24 de agosto de 2008 | 16h48

Diabo Veste Prada

O Diabo Veste Prada, mas a mulher-logotipo é pior: ela veste todas as marcas do mundo ao mesmo tempo

Passeando com minha mulher pela Oscar Freire, dei de cara com uma espécie cada vez mais comum na fauna da cidade: a mulher-logotipo.

Também chamada de mulher-etiqueta ou mulher-vitrine, a mulher-logotipo é fácil de reconhecer. Visualmente ela se destaca pelo número exagerado de marcas de luxo espalhadas pelo corpo, roupas e acessórios. Só para se ter uma idéia, a mulher-logotipo poderia facilmente ser multada pelo Cidade Limpa, aquela lei municipal que proíbe os outdoors.

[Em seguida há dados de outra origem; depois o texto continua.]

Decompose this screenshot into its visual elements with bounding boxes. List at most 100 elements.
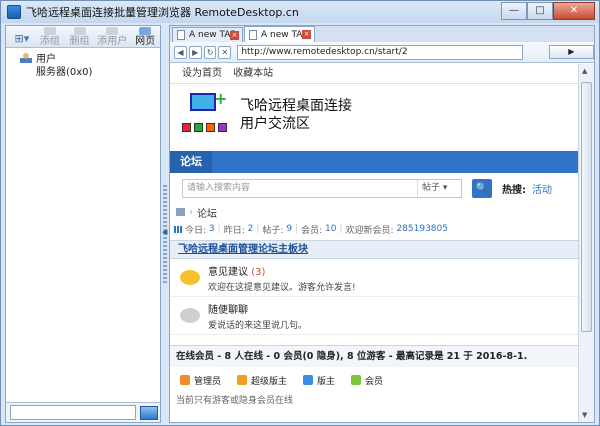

A mulher-logotipo é coberta por símbolos literalmente dos pés à cabeça. O espécime solto na Oscar Freire usava um par de sapatos estampado com a marca que o diabo veste naquele filme de Hollywood, lembra? Você teria lembrado na hora se tivesse visto um logotipo daquele tamanho. Tive a impressão de que a mulher-logotipo calçava 52, mas tenho certeza de que era só impressão.

Vista de frente, sua calça jeans era até discreta; de costas, porém, esse espécime levemente acima do peso trazia nos bolsos traseiros um logotipo levemente acima do gigantesco. Ela usava um cinto que… bem, sinto muito. A fivela parecia tão pesada que não sei como a mulher se equilibrava sem cair para frente.

Sua camisa era especial: em vez de tecido, era inteirinha costurada com letras brilhantes – e os óculos escuros iam nessa mesma linha. Nem sei como mulher-logotipo conseguia enxergar através de lentes douradas tão… douradas.

Não consegui ver as marcas dos brincos ou do relógio porque estavam cobertos por milhares de cristais. A bolsa – seria mais justo classificá-la como mala – também não exibia nenhum logotipo, a não ser que você considere a pele de um onça-pintada uma espécie de logotipo.

Confesso que fiquei apreensivo por encontrar um espécime de mulher-logotipo à solta, assim, na rua. Eu achava que todas ficavam confinadas em condomínios fechados e shoppings de luxo.

A filosofia delas diz que não basta comprar: tem que mostrar. É uma pena que esses exageros não estejam em extinção, muito pelo contrário. Tenho certeza de que existem pessoas legais debaixo de tantos logotipos – pena que não dá para ver.